C’est notre rôle de démontrer que le RN ne soutient pas les travailleurs et les mesures sociales. Même si c’est de plus en plus compliqué à faire, il faut démasquer toutes les entourloupes qu’il y a derrière un discours sur le pouvoir d’achat. Sur les retraites, les députés RN parlent dans les médias de départ à 60 ans, alors qu’ils défendent 43 annuités, donc 67 ans pour ceux qui commencent à 24. Il faut continuer à démontrer que leur fond xénophobe, raciste, sexiste reste présent, mais aussi que sur le social ils appliqueraient les mêmes recettes libérales que les gouvernements qui se succèdent.

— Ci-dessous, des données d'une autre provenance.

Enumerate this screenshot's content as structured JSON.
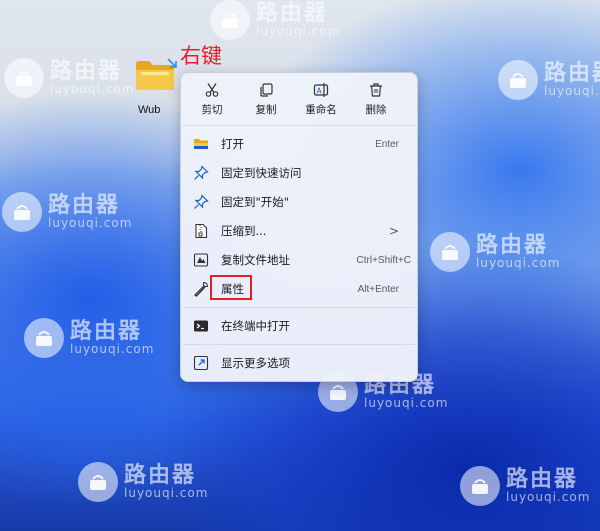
{
  "watermark": {
    "brand": "路由器",
    "site": "luyouqi.com"
  },
  "desktop": {
    "folder_name": "Wub",
    "annotation": "右键"
  },
  "menu": {
    "toolbar": [
      {
        "label": "剪切",
        "icon": "cut-icon"
      },
      {
        "label": "复制",
        "icon": "copy-icon"
      },
      {
        "label": "重命名",
        "icon": "rename-icon"
      },
      {
        "label": "删除",
        "icon": "delete-icon"
      }
    ],
    "items": [
      {
        "label": "打开",
        "shortcut": "Enter",
        "icon": "folder-open-icon"
      },
      {
        "label": "固定到快速访问",
        "shortcut": "",
        "icon": "pin-icon"
      },
      {
        "label": "固定到\"开始\"",
        "shortcut": "",
        "icon": "pin-icon"
      },
      {
        "label": "压缩到...",
        "shortcut": "",
        "icon": "zip-icon",
        "submenu": ">"
      },
      {
        "label": "复制文件地址",
        "shortcut": "Ctrl+Shift+C",
        "icon": "copy-path-icon"
      },
      {
        "label": "属性",
        "shortcut": "Alt+Enter",
        "icon": "wrench-icon"
      },
      {
        "label": "在终端中打开",
        "shortcut": "",
        "icon": "terminal-icon"
      },
      {
        "label": "显示更多选项",
        "shortcut": "",
        "icon": "more-options-icon"
      }
    ]
  },
  "colors": {
    "annotation": "#e0202a",
    "menu_bg": "#eef2fa",
    "accent": "#1a5fd0"
  }
}
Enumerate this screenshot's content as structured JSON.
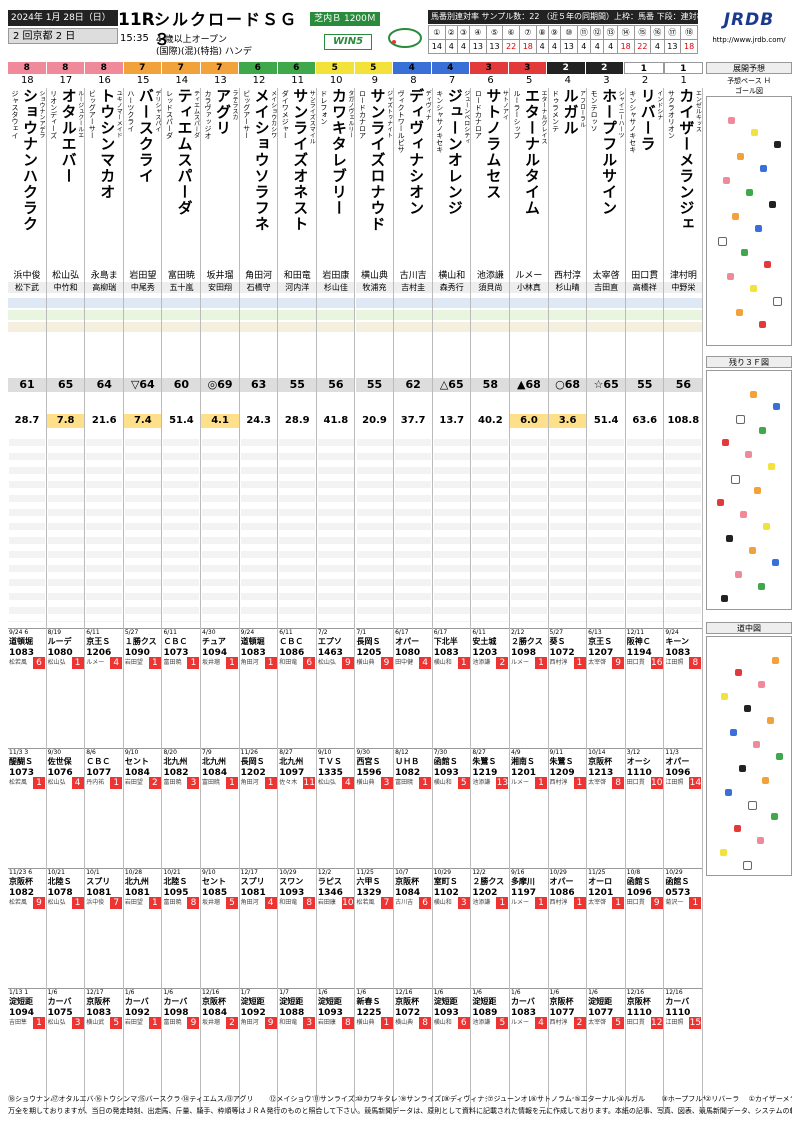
{
  "header": {
    "date": "2024年 1月 28日（日）",
    "race_no": "11R",
    "kaisai": "2 回京都 2 日",
    "post_time": "15:35",
    "race_name": "シルクロードＳＧ３",
    "course": "芝内Ｂ 1200Ｍ",
    "cond1": "4 歳以上オープン",
    "cond2": "(国際)(混)(特指) ハンデ",
    "win5": "WIN5",
    "stat_title": "馬番別連対率 サンプル数：22 （近５年の同期間）上枠：馬番 下段：連対率",
    "stat_numbers": [
      "①",
      "②",
      "③",
      "④",
      "⑤",
      "⑥",
      "⑦",
      "⑧",
      "⑨",
      "⑩",
      "⑪",
      "⑫",
      "⑬",
      "⑭",
      "⑮",
      "⑯",
      "⑰",
      "⑱"
    ],
    "stat_rates": [
      "14",
      "4",
      "4",
      "13",
      "13",
      "22",
      "18",
      "4",
      "4",
      "13",
      "4",
      "4",
      "4",
      "18",
      "22",
      "4",
      "13",
      "18"
    ],
    "logo": "JRDB",
    "url": "http://www.jrdb.com/"
  },
  "frames": [
    {
      "label": "8",
      "color": "#f08a9a"
    },
    {
      "label": "8",
      "color": "#f08a9a"
    },
    {
      "label": "8",
      "color": "#f08a9a"
    },
    {
      "label": "7",
      "color": "#f2a23a"
    },
    {
      "label": "7",
      "color": "#f2a23a"
    },
    {
      "label": "7",
      "color": "#f2a23a"
    },
    {
      "label": "6",
      "color": "#3ea84a"
    },
    {
      "label": "6",
      "color": "#3ea84a"
    },
    {
      "label": "5",
      "color": "#f2e23a"
    },
    {
      "label": "5",
      "color": "#f2e23a"
    },
    {
      "label": "4",
      "color": "#3a6fd8"
    },
    {
      "label": "4",
      "color": "#3a6fd8"
    },
    {
      "label": "3",
      "color": "#e23a3a"
    },
    {
      "label": "3",
      "color": "#e23a3a"
    },
    {
      "label": "2",
      "color": "#222222"
    },
    {
      "label": "2",
      "color": "#222222"
    },
    {
      "label": "1",
      "color": "#ffffff"
    },
    {
      "label": "1",
      "color": "#ffffff"
    }
  ],
  "horses": [
    {
      "no": "18",
      "name": "ショウナンハクラク",
      "sire": "ジャスタウェイ",
      "dam": "ショウナンアデラ",
      "jockey": "浜中俊",
      "trainer": "松下武",
      "index": "61",
      "odds": "28.7",
      "past": [
        {
          "date": "9/24 6",
          "race": "道頓堀",
          "time": "1083",
          "place": "松若風",
          "fin": "6"
        },
        {
          "date": "11/3 3",
          "race": "醍醐Ｓ",
          "time": "1073",
          "place": "松若風",
          "fin": "1"
        },
        {
          "date": "11/23 6",
          "race": "京阪杯",
          "time": "1082",
          "place": "松若風",
          "fin": "9"
        },
        {
          "date": "1/13 1",
          "race": "淀短距",
          "time": "1094",
          "place": "吉田隼",
          "fin": "1"
        }
      ]
    },
    {
      "no": "17",
      "name": "オタルエバー",
      "sire": "リオンディーズ",
      "dam": "ルージュクールエ",
      "jockey": "松山弘",
      "trainer": "中竹和",
      "index": "65",
      "odds": "7.8",
      "past": [
        {
          "date": "8/19",
          "race": "ルーデ",
          "time": "1080",
          "place": "松山弘",
          "fin": "1"
        },
        {
          "date": "9/30",
          "race": "佐世保",
          "time": "1076",
          "place": "松山弘",
          "fin": "4"
        },
        {
          "date": "10/21",
          "race": "北陸Ｓ",
          "time": "1078",
          "place": "松山弘",
          "fin": "1"
        },
        {
          "date": "1/6",
          "race": "カーバ",
          "time": "1075",
          "place": "松山弘",
          "fin": "3"
        }
      ]
    },
    {
      "no": "16",
      "name": "トウシンマカオ",
      "sire": "ビッグアーサー",
      "dam": "ユキノマーメイド",
      "jockey": "永島ま",
      "trainer": "高柳瑞",
      "index": "64",
      "odds": "21.6",
      "past": [
        {
          "date": "6/11",
          "race": "京王Ｓ",
          "time": "1206",
          "place": "ルメー",
          "fin": "4"
        },
        {
          "date": "8/6",
          "race": "ＣＢＣ",
          "time": "1077",
          "place": "丹内祐",
          "fin": "1"
        },
        {
          "date": "10/1",
          "race": "スプリ",
          "time": "1081",
          "place": "浜中俊",
          "fin": "7"
        },
        {
          "date": "12/17",
          "race": "京阪杯",
          "time": "1083",
          "place": "横山武",
          "fin": "5"
        }
      ]
    },
    {
      "no": "15",
      "name": "バースクライ",
      "sire": "ハーツクライ",
      "dam": "デリシャスパイ",
      "jockey": "岩田望",
      "trainer": "中尾秀",
      "index": "▽64",
      "odds": "7.4",
      "past": [
        {
          "date": "5/27",
          "race": "１勝クス",
          "time": "1090",
          "place": "岩田望",
          "fin": "1"
        },
        {
          "date": "9/10",
          "race": "セント",
          "time": "1084",
          "place": "岩田望",
          "fin": "2"
        },
        {
          "date": "10/28",
          "race": "北九州",
          "time": "1081",
          "place": "岩田望",
          "fin": "1"
        },
        {
          "date": "1/6",
          "race": "カーバ",
          "time": "1092",
          "place": "岩田望",
          "fin": "1"
        }
      ]
    },
    {
      "no": "14",
      "name": "ティエムスパーダ",
      "sire": "レッドスパーダ",
      "dam": "ティエムスパーダ",
      "jockey": "富田暁",
      "trainer": "五十嵐",
      "index": "60",
      "odds": "51.4",
      "past": [
        {
          "date": "6/11",
          "race": "ＣＢＣ",
          "time": "1073",
          "place": "富田暁",
          "fin": "1"
        },
        {
          "date": "8/20",
          "race": "北九州",
          "time": "1082",
          "place": "富田暁",
          "fin": "3"
        },
        {
          "date": "10/21",
          "race": "北陸Ｓ",
          "time": "1095",
          "place": "富田暁",
          "fin": "8"
        },
        {
          "date": "1/6",
          "race": "カーバ",
          "time": "1098",
          "place": "富田暁",
          "fin": "9"
        }
      ]
    },
    {
      "no": "13",
      "name": "アグリ",
      "sire": "カラヴァッジオ",
      "dam": "ラテラスカ",
      "jockey": "坂井瑠",
      "trainer": "安田翔",
      "index": "◎69",
      "odds": "4.1",
      "past": [
        {
          "date": "4/30",
          "race": "チュア",
          "time": "1094",
          "place": "坂井瑠",
          "fin": "1"
        },
        {
          "date": "7/9",
          "race": "北九州",
          "time": "1084",
          "place": "富田暁",
          "fin": "1"
        },
        {
          "date": "9/10",
          "race": "セント",
          "time": "1085",
          "place": "坂井瑠",
          "fin": "5"
        },
        {
          "date": "12/16",
          "race": "京阪杯",
          "time": "1084",
          "place": "坂井瑠",
          "fin": "2"
        }
      ]
    },
    {
      "no": "12",
      "name": "メイショウソラフネ",
      "sire": "ビッグアーサー",
      "dam": "メイショウカシワ",
      "jockey": "角田河",
      "trainer": "石橋守",
      "index": "63",
      "odds": "24.3",
      "past": [
        {
          "date": "9/24",
          "race": "道頓堀",
          "time": "1083",
          "place": "角田河",
          "fin": "1"
        },
        {
          "date": "11/26",
          "race": "長岡Ｓ",
          "time": "1202",
          "place": "角田河",
          "fin": "1"
        },
        {
          "date": "12/17",
          "race": "スプリ",
          "time": "1081",
          "place": "角田河",
          "fin": "4"
        },
        {
          "date": "1/7",
          "race": "淀短距",
          "time": "1092",
          "place": "角田河",
          "fin": "9"
        }
      ]
    },
    {
      "no": "11",
      "name": "サンライズオネスト",
      "sire": "ダイワメジャー",
      "dam": "サンライズスマイル",
      "jockey": "和田竜",
      "trainer": "河内洋",
      "index": "55",
      "odds": "28.9",
      "past": [
        {
          "date": "6/11",
          "race": "ＣＢＣ",
          "time": "1086",
          "place": "和田竜",
          "fin": "6"
        },
        {
          "date": "8/27",
          "race": "北九州",
          "time": "1097",
          "place": "佐々木",
          "fin": "11"
        },
        {
          "date": "10/29",
          "race": "スワン",
          "time": "1093",
          "place": "和田竜",
          "fin": "8"
        },
        {
          "date": "1/7",
          "race": "淀短距",
          "time": "1088",
          "place": "和田竜",
          "fin": "3"
        }
      ]
    },
    {
      "no": "10",
      "name": "カワキタレブリー",
      "sire": "ドレフォン",
      "dam": "タガノヴェルリー",
      "jockey": "岩田康",
      "trainer": "杉山佳",
      "index": "56",
      "odds": "41.8",
      "past": [
        {
          "date": "7/2",
          "race": "エプソ",
          "time": "1463",
          "place": "松山弘",
          "fin": "9"
        },
        {
          "date": "9/10",
          "race": "ＴＶＳ",
          "time": "1335",
          "place": "松山弘",
          "fin": "4"
        },
        {
          "date": "12/2",
          "race": "ラピス",
          "time": "1346",
          "place": "岩田康",
          "fin": "10"
        },
        {
          "date": "1/6",
          "race": "淀短距",
          "time": "1093",
          "place": "岩田康",
          "fin": "8"
        }
      ]
    },
    {
      "no": "9",
      "name": "サンライズロナウド",
      "sire": "ロードカナロア",
      "dam": "ジャズトゥナイト",
      "jockey": "横山典",
      "trainer": "牧浦充",
      "index": "55",
      "odds": "20.9",
      "past": [
        {
          "date": "7/1",
          "race": "長岡Ｓ",
          "time": "1205",
          "place": "横山典",
          "fin": "9"
        },
        {
          "date": "9/30",
          "race": "西宮Ｓ",
          "time": "1596",
          "place": "横山典",
          "fin": "3"
        },
        {
          "date": "11/25",
          "race": "六甲Ｓ",
          "time": "1329",
          "place": "松若風",
          "fin": "7"
        },
        {
          "date": "1/6",
          "race": "新春Ｓ",
          "time": "1225",
          "place": "横山典",
          "fin": "1"
        }
      ]
    },
    {
      "no": "8",
      "name": "ディヴィナシオン",
      "sire": "ヴィクトワールピサ",
      "dam": "ディヴィナ",
      "jockey": "古川吉",
      "trainer": "吉村圭",
      "index": "62",
      "odds": "37.7",
      "past": [
        {
          "date": "6/17",
          "race": "オパー",
          "time": "1080",
          "place": "田中健",
          "fin": "4"
        },
        {
          "date": "8/12",
          "race": "ＵＨＢ",
          "time": "1082",
          "place": "富田暁",
          "fin": "1"
        },
        {
          "date": "10/7",
          "race": "京阪杯",
          "time": "1084",
          "place": "古川吉",
          "fin": "6"
        },
        {
          "date": "12/16",
          "race": "京阪杯",
          "time": "1072",
          "place": "横山典",
          "fin": "8"
        }
      ]
    },
    {
      "no": "7",
      "name": "ジューンオレンジ",
      "sire": "キンシャサノキセキ",
      "dam": "ジューンベロシティ",
      "jockey": "横山和",
      "trainer": "森秀行",
      "index": "△65",
      "odds": "13.7",
      "past": [
        {
          "date": "6/17",
          "race": "下北半",
          "time": "1083",
          "place": "横山和",
          "fin": "1"
        },
        {
          "date": "7/30",
          "race": "函館Ｓ",
          "time": "1093",
          "place": "横山和",
          "fin": "5"
        },
        {
          "date": "10/29",
          "race": "室町Ｓ",
          "time": "1102",
          "place": "横山和",
          "fin": "3"
        },
        {
          "date": "1/6",
          "race": "淀短距",
          "time": "1093",
          "place": "横山和",
          "fin": "6"
        }
      ]
    },
    {
      "no": "6",
      "name": "サトノラムセス",
      "sire": "ロードカナロア",
      "dam": "サトノアイ",
      "jockey": "池添謙",
      "trainer": "須貝尚",
      "index": "58",
      "odds": "40.2",
      "past": [
        {
          "date": "6/11",
          "race": "安土城",
          "time": "1203",
          "place": "池添謙",
          "fin": "2"
        },
        {
          "date": "8/27",
          "race": "朱鷺Ｓ",
          "time": "1219",
          "place": "池添謙",
          "fin": "13"
        },
        {
          "date": "12/2",
          "race": "２勝クス",
          "time": "1202",
          "place": "池添謙",
          "fin": "1"
        },
        {
          "date": "1/6",
          "race": "淀短距",
          "time": "1089",
          "place": "池添謙",
          "fin": "5"
        }
      ]
    },
    {
      "no": "5",
      "name": "エターナルタイム",
      "sire": "ルーラーシップ",
      "dam": "エターナルグレイス",
      "jockey": "ルメー",
      "trainer": "小林真",
      "index": "▲68",
      "odds": "6.0",
      "past": [
        {
          "date": "2/12",
          "race": "２勝クス",
          "time": "1098",
          "place": "ルメー",
          "fin": "1"
        },
        {
          "date": "4/9",
          "race": "湘南Ｓ",
          "time": "1201",
          "place": "ルメー",
          "fin": "1"
        },
        {
          "date": "9/16",
          "race": "多摩川",
          "time": "1197",
          "place": "ルメー",
          "fin": "1"
        },
        {
          "date": "1/6",
          "race": "カーバ",
          "time": "1083",
          "place": "ルメー",
          "fin": "4"
        }
      ]
    },
    {
      "no": "4",
      "name": "ルガル",
      "sire": "ドゥラメンテ",
      "dam": "ア フローラル",
      "jockey": "西村淳",
      "trainer": "杉山晴",
      "index": "○68",
      "odds": "3.6",
      "past": [
        {
          "date": "5/27",
          "race": "葵Ｓ",
          "time": "1072",
          "place": "西村淳",
          "fin": "1"
        },
        {
          "date": "9/11",
          "race": "朱鷺Ｓ",
          "time": "1209",
          "place": "西村淳",
          "fin": "1"
        },
        {
          "date": "10/29",
          "race": "オパー",
          "time": "1086",
          "place": "西村淳",
          "fin": "1"
        },
        {
          "date": "1/6",
          "race": "京阪杯",
          "time": "1077",
          "place": "西村淳",
          "fin": "2"
        }
      ]
    },
    {
      "no": "3",
      "name": "ホープフルサイン",
      "sire": "モンテロッソ",
      "dam": "シャイニーハーツ",
      "jockey": "太宰啓",
      "trainer": "吉田直",
      "index": "☆65",
      "odds": "51.4",
      "past": [
        {
          "date": "6/13",
          "race": "京王Ｓ",
          "time": "1207",
          "place": "太宰啓",
          "fin": "9"
        },
        {
          "date": "10/14",
          "race": "京阪杯",
          "time": "1213",
          "place": "太宰啓",
          "fin": "8"
        },
        {
          "date": "11/25",
          "race": "オーロ",
          "time": "1201",
          "place": "太宰啓",
          "fin": "1"
        },
        {
          "date": "1/6",
          "race": "淀短距",
          "time": "1077",
          "place": "太宰啓",
          "fin": "5"
        }
      ]
    },
    {
      "no": "2",
      "name": "リバーラ",
      "sire": "キンシャサノキセキ",
      "dam": "インドシナ",
      "jockey": "田口貫",
      "trainer": "高橋祥",
      "index": "55",
      "odds": "63.6",
      "past": [
        {
          "date": "12/11",
          "race": "阪神Ｃ",
          "time": "1194",
          "place": "田口貫",
          "fin": "16"
        },
        {
          "date": "3/12",
          "race": "オーシ",
          "time": "1110",
          "place": "田口貫",
          "fin": "10"
        },
        {
          "date": "10/8",
          "race": "函館Ｓ",
          "time": "1096",
          "place": "田口貫",
          "fin": "9"
        },
        {
          "date": "12/16",
          "race": "京阪杯",
          "time": "1110",
          "place": "田口貫",
          "fin": "12"
        }
      ]
    },
    {
      "no": "1",
      "name": "カイザーメランジェ",
      "sire": "サクラオリオン",
      "dam": "エンゼルキッス",
      "jockey": "津村明",
      "trainer": "中野栄",
      "index": "56",
      "odds": "108.8",
      "past": [
        {
          "date": "9/24",
          "race": "キーン",
          "time": "1083",
          "place": "江田照",
          "fin": "8"
        },
        {
          "date": "11/3",
          "race": "オパー",
          "time": "1096",
          "place": "江田照",
          "fin": "14"
        },
        {
          "date": "10/29",
          "race": "函館Ｓ",
          "time": "0573",
          "place": "菊沢一",
          "fin": "1"
        },
        {
          "date": "12/16",
          "race": "カーバ",
          "time": "1110",
          "place": "江田照",
          "fin": "15"
        }
      ]
    }
  ],
  "side": {
    "tenkai_title": "展開予想",
    "pace_label": "予想ペース Ｈ",
    "goal_label": "ゴール図",
    "san_f_label": "残り３Ｆ図",
    "dochu_label": "道中図",
    "sotonaka": "外 中 内"
  },
  "footer": {
    "horses": [
      "⑱ショウナンハ",
      "⑰オタルエバー",
      "⑯トウシンマカ",
      "⑮バースクライ",
      "⑭ティエムスパ",
      "⑬アグリ",
      "⑫メイショウソ",
      "⑪サンライズオ",
      "⑩カワキタレブ",
      "⑨サンライズロ",
      "⑧ディヴィナシ",
      "⑦ジューンオレ",
      "⑥サトノラムセ",
      "⑤エターナルタ",
      "④ルガル",
      "③ホープフルサ",
      "②リバーラ",
      "①カイザーメラ"
    ],
    "note": "万全を期しておりますが、当日の発走時刻、出走馬、斤量、騎手、枠順等はＪＲＡ発行のものと照合して下さい。競馬新聞データは、原則として資料に記載された情報を元に作成しております。本紙の記事、写真、図表、競馬新聞データ、システムの転載を禁じます。"
  }
}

La nouvelle ampleur prise par le mouvement social depuis le 7 mars et la grève reconductible peuvent-elles aider à faire reculer le RN et démasquer son arnaque sociale ?

Le fait même de se mobiliser déporte le débat entre les formations politiques sur le terrain, avec des travailleurs qui échangent leurs idées. Et les réponses qui sont apportées, par les syndicats mais pas seulement, sont progressistes – l’égalité salariale, la hausse des salaires, la mise à contribution du capital – et de fait vont à l’encontre de celles du RN. Mais le risque est que, si le mouvement social perd, cela donnera du grain à moudre au RN pour dire « vous voyez ce n’est pas dans la rue et par les grèves que ça se joue, c’est au sommet du pouvoir, et c’est nous qui sommes la première opposition, celle qui arrive face à Macron au second tour ». Si nous parvenons à faire plier le gouvernement, ce sera l’inverse. Cela prouvera que c’est en se battant, dans la rue et autour de valeurs de gauche, que nous arrivons à gagner les combats sociaux.

(1) Selon un sondage Harris d’avril 2022, 21 % des personnes se disant proches d’un syndicat ont voté pour Marine Le Pen au premier tour de la présidentielle, 8 points de plus qu’en 2017. 31 % chez les proches de FO, 22 % pour la CGT, 15 pour la CFDT, 14 pour Solidaires.